Hence, the length of the longest run of consecutive non-lucky tickets is $\boxed{110}$, and the number of such runs is $\boxed{2}$.
This completes the proof.
∎
Verification of Key Steps
Recompute $f(s)$ for small $s$ directly. For $s=0$, only $(0,0,0)$ exists, giving $f(0)=1$. For $s=1$, the three arrangements $(1,0,0),(0,1,0),(0,0,1)$ give $f(1)=3$. Compute the product $f(0)f(1)=3$, matching the run count in the initial block. At the maximal sum $27$, by symmetry, $f(27)=1$ and $f(26)=3$, producing another run of length $110$ when fully enumerated.
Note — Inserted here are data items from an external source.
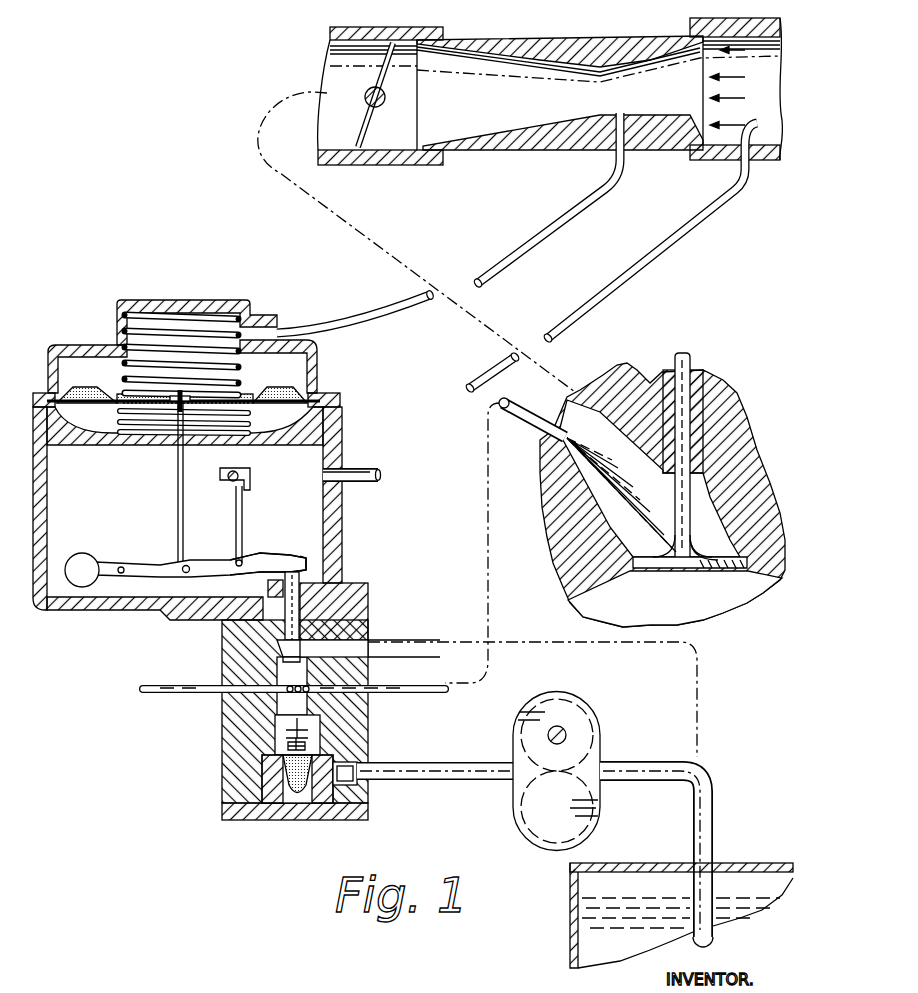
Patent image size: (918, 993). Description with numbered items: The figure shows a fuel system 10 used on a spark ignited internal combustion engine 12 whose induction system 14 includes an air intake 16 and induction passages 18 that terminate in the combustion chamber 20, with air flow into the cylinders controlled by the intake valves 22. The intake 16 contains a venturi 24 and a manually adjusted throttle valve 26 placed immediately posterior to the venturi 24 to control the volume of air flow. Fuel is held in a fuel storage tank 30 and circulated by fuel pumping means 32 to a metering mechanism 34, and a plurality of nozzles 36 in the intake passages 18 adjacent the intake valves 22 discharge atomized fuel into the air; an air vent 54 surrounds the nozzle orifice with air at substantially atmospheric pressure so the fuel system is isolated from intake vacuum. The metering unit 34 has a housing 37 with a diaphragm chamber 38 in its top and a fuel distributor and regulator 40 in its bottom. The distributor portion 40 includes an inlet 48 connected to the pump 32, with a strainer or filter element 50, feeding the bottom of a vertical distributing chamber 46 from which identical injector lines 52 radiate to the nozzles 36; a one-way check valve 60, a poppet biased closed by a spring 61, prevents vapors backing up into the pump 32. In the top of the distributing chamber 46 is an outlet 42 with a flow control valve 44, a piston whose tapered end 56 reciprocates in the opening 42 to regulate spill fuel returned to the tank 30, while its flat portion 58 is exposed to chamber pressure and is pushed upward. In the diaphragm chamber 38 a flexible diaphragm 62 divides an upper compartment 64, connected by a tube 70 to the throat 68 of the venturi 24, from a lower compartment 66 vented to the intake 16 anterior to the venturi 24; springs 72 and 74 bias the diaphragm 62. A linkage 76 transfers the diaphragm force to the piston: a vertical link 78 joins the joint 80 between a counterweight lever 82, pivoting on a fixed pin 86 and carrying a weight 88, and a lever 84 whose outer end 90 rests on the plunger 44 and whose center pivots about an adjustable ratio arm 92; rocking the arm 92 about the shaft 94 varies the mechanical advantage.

The fuel system 10 is at (192, 299).
The internal combustion engine 12 is at (747, 607).
The induction system 14 is at (329, 37).
The air intake 16 is at (590, 34).
The induction passages 18 is at (632, 398).
The combustion chamber 20 is at (587, 600).
The intake valves 22 is at (687, 562).
The venturi 24 is at (545, 42).
The throttle valve 26 is at (363, 126).
The fuel storage tank 30 is at (737, 860).
The fuel pumping means 32 is at (598, 733).
The metering mechanism 34 is at (110, 610).
The nozzles 36 is at (533, 405).
The housing 37 is at (335, 523).
The diaphragm chamber 38 is at (51, 357).
The fuel distributor and regulator 40 is at (222, 713).
The outlet 42 is at (348, 643).
The flow control valve 44 is at (320, 585).
The distributing chamber 46 is at (282, 672).
The inlet 48 is at (348, 763).
The strainer or filter element 50 is at (288, 805).
The injector lines 52 is at (188, 686).
The air vent 54 is at (556, 410).
The tapered end 56 is at (305, 641).
The flat portion 58 is at (308, 662).
The one-way check valve 60 is at (305, 722).
The spring 61 is at (288, 738).
The flexible diaphragm 62 is at (320, 393).
The upper compartment 64 is at (313, 360).
The lower compartment 66 is at (185, 443).
The throat 68 is at (647, 58).
The tube 70 is at (472, 275).
The spring 72 is at (122, 327).
The spring 74 is at (255, 421).
The linkage 76 is at (179, 493).
The vertical link 78 is at (179, 463).
The joint 80 is at (190, 564).
The counterweight lever 82 is at (155, 565).
The lever 84 is at (267, 563).
The fixed pin 86 is at (122, 566).
The weight 88 is at (92, 528).
The outer end 90 is at (310, 557).
The adjustable ratio arm 92 is at (243, 523).
The shaft 94 is at (226, 482).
This confirms the maximal runs occur at the boundaries.
Checking middle sums, $s=13$ has the largest $f(s)$; the chance of skipping an equality is impossible, so no run longer than the boundary runs exists. Re-deriving the extremal blocks confirms the exact length and number.
Alternative Approaches
One could model the problem as a two-dimensional array where rows are sums of the first three digits and columns are sums of the last three digits, marking lucky tickets along the diagonal. The longest sequence of zeros along the one-dimensional projection corresponds to maximal non-lucky runs. This combinatorial grid approach gives the same result and is conceptually transparent, but requires translating two-dimensional positions into consecutive ticket numbers, which is less direct. The boundary sum enumeration used above is preferable for its simplicity and direct connection to ticket numbers.